The Java language, with its supporting libraries, offers support for many arithmetic computations. However, in this assignment we are going to have you re-invent the wheel in this regard, showing how many computations can be performed based on the use of simpler computations.
For example, had Java provided us with the increment operator, ++, yet not with addition, it would have been enough. Addition by a natural number, n, could be implemented by incrementing n times.
Had Java provided us with addition, yet not with multiplication, it would have been enough. Multiplying by a natural number, n, could be implemented by adding n copies of the original number.
You get the point...
For this assignment, you must work individually in regard to the design and implementation of your project. Please make sure you adhere to the policies on academic integrity.
We have placed a copy of the template files for this assignment, BasicMath, in each of your home directories on patel2.slu.edu.
We start you with two classes in the project:
BasicMath
A template for the class which you must write. This is the only
file that you should be modifying.
BasicMathDriver
This is a file which you should not edit. It is the main driver
which gives you a menu-driven dialog for interacting with the
routines of BasicMath.
Your task will be to implement the following methods in the provided class, BasicMath. Note Well: for the first four of these methods, you may assume that the parameters are non-negative integers (though it may still be interesting to see how your implementation behaves if the user enter negative values).
int addWithIncrement(int x, int y)
x - the first operand (assumed to be non-negative)y - the second operand (assumed to be non-negative)
int multiplyWithAddition(int x, int y)
x - the first operand (assumed to be non-negative)y - the second operand (assumed to be non-negative)
int multiplyWithIncrement(int x, int y)
x - the first operand (assumed to be non-negative)y - the second operand (assumed to be non-negative)
int divideWithSubtraction(int x,
int y)
x - the first operand (assumed to be non-negative)y - the second operand (assumed to be non-negative)
double pi(double accuracy)
PI = 4*(1 - 1/3 + 1/5 - 1/7 + 1/9 - ...)Of course, we can never get the exact value, but we can get an approximate value by computing a partial sum. For this method, carry out as many iterations of the sum as are needed so that your result is within the given accuracy when compared to Java's version of the constant, available as Math.PI (you can also use the method Math.abs to compute the absolute difference between your current approximation and Java's).
Your routine should explicitly print out a sentence stating the number of iterations which were used, and then the actual computed value should serve as the return value.
accuracy - the desired accuracy
double sqrt(double N,
double accuracy)
Exercise 6.24 of the text discusses a technique for computing the square root of a value, based upon Newton's method.
Though we may not be able to get an exact value, we should be able to get an approximate value by carrying out more and more iterations of that technique. To implement this method, carry out enough iterations until the difference between yourComputedValue and (N/yourComputedValue) is less than the desired accuracy.
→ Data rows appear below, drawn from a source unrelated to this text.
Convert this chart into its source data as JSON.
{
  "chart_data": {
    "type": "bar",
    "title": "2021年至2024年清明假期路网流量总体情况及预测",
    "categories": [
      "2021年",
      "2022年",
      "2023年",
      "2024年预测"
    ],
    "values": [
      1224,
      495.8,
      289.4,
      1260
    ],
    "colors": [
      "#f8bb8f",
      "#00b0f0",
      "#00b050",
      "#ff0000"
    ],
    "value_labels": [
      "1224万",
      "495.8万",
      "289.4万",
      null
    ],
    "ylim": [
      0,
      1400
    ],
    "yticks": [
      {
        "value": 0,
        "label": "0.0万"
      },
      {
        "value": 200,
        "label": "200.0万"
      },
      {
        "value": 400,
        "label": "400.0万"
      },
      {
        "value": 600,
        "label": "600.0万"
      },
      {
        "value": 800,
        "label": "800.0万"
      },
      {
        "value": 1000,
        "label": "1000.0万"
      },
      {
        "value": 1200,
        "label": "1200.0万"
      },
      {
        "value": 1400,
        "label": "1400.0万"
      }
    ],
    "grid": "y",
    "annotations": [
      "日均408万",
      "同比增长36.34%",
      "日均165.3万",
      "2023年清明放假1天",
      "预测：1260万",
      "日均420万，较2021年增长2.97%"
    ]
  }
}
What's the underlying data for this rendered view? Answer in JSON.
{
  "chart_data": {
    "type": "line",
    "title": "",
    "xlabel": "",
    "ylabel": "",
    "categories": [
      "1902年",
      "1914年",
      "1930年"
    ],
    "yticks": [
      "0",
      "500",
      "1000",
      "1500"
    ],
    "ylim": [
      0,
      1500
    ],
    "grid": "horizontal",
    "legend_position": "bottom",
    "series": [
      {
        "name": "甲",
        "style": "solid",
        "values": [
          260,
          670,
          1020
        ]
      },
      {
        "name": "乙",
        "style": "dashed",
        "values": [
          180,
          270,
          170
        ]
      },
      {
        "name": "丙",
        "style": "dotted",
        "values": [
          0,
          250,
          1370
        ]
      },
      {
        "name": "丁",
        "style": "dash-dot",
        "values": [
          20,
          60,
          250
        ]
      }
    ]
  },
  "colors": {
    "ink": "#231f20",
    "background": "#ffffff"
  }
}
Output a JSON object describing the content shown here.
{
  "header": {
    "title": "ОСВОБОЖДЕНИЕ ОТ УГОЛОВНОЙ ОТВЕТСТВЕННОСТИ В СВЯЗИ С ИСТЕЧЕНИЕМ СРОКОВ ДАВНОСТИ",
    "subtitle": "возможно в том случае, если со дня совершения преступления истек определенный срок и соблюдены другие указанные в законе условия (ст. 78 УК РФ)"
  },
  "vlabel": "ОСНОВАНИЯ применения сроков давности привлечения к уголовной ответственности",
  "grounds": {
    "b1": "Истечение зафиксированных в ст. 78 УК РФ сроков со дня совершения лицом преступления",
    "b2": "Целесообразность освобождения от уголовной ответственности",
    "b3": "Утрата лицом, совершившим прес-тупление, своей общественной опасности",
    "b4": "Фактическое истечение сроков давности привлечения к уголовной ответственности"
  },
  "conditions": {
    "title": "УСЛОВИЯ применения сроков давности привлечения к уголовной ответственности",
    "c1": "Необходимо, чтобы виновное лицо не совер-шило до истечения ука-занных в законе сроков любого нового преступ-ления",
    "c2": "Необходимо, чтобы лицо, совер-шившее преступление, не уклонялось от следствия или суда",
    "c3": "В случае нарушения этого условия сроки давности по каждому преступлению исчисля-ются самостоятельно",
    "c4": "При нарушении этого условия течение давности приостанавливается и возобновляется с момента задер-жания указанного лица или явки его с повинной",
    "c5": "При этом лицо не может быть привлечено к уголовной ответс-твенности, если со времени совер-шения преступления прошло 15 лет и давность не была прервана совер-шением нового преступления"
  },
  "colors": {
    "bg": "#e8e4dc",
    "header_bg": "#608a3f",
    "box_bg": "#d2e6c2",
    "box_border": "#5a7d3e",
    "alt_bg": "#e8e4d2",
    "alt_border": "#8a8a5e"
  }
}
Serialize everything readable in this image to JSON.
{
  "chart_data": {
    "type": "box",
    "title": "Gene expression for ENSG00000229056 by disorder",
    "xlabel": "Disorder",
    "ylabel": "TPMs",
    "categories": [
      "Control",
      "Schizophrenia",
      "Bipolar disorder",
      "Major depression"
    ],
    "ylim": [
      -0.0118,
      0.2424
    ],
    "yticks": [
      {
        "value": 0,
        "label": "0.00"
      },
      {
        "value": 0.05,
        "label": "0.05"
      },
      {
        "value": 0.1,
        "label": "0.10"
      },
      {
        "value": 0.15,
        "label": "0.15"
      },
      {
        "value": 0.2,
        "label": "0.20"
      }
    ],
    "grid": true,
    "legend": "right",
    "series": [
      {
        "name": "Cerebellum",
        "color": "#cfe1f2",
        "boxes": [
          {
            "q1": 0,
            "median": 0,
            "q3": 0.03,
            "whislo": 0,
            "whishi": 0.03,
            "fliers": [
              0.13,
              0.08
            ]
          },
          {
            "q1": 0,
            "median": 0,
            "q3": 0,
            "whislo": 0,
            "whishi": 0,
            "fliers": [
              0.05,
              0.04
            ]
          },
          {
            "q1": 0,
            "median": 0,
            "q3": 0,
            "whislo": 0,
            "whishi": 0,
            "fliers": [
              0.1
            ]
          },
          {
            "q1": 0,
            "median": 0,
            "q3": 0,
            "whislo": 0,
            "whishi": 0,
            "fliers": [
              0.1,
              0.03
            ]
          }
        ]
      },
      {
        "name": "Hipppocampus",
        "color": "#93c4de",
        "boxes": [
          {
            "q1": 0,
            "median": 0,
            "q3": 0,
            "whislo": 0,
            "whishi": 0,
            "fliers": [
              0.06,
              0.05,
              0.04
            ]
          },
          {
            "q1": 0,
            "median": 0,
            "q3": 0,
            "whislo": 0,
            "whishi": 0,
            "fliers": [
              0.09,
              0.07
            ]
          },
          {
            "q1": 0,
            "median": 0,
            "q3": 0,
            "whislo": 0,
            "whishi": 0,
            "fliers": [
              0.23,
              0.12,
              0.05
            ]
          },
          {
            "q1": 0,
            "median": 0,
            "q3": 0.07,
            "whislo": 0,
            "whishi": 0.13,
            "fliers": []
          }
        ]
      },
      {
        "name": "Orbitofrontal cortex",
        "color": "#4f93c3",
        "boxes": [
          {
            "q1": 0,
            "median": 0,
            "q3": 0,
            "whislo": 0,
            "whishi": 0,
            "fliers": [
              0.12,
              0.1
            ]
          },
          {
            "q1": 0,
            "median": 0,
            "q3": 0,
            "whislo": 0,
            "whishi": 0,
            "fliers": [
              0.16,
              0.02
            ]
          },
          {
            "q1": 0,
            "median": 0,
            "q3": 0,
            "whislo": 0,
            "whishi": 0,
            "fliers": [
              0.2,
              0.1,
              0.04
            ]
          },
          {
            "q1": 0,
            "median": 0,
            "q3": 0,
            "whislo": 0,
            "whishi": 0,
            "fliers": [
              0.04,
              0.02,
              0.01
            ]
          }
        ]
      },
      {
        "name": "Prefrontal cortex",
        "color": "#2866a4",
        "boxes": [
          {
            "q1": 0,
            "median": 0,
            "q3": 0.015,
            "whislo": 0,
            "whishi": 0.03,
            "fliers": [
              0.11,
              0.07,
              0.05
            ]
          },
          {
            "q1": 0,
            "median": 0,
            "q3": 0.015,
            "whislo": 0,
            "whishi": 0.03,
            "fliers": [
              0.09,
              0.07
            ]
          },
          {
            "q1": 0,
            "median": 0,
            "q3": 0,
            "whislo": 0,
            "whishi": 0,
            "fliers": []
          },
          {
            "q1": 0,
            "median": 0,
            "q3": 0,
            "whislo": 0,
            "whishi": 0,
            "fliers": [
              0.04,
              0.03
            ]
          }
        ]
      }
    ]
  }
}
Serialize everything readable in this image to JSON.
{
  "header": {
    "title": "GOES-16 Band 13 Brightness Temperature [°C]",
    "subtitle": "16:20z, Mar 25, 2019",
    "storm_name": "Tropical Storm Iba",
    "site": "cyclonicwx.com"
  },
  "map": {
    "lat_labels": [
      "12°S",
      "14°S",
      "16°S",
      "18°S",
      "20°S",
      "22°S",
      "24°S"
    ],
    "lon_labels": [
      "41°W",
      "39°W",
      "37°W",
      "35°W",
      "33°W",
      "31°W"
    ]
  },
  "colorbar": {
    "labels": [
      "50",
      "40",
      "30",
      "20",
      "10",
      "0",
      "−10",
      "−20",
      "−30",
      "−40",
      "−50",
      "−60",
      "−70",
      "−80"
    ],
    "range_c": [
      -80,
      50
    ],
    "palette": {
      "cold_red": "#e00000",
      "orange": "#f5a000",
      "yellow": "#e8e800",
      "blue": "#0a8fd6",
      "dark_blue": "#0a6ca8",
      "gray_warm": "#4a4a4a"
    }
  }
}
Your routine should explicitly print out a sentence stating the number of iterations which were used, and then the actual computed value should serve as the return value.
N - the given value (assumed to be non-negative);accuracy - the desired accuracy
The assignment is worth 10 points. The primary criteria will be that your routines work correctly, and that you obey the constraints in regard to the allowable operations for each method.
void primeFactorization(int N)
This method should compute the prime factorization of an integer N, explicitly printing out the result in a form such as:
1960 = 2^3 * 5^1 * 7^2
N - the given value (assumed to be positive);Advice: In approaching the task, there are many possible approaches. Pages 314-318 of the text are loosely related, though not directly applicable to computing the factorization. We suggest the following high-level algorithm:
Initialize integer p to 2. So long as p divides N: Set N = N/p. Let t represent the number of factors of p which were found during the previous step. If t>0, then add text such as, p^t, to the output. Increment p Repeat until N==1.This is not necessarily the most efficient approach, but it should work well for reasonably sized values of N. You may notice that incrementing the counter p means that sometimes p will not be prime. However, if you've implemented everything correctly, no composite factors will be reported because you would have removed all of the smaller prime factors in an earlier pass.
Note: To check whether a given integer p evenly divides an integer N, use the modulus operator, namely check whether (N%p)==0.
Finally, generating nicely formatted output takes additional care. You can make use of the method System.out.print, which generates output without a following newline (as opposed to System.out.println). Additional logic must be used, for example, in getting the asterisks to appear correctly.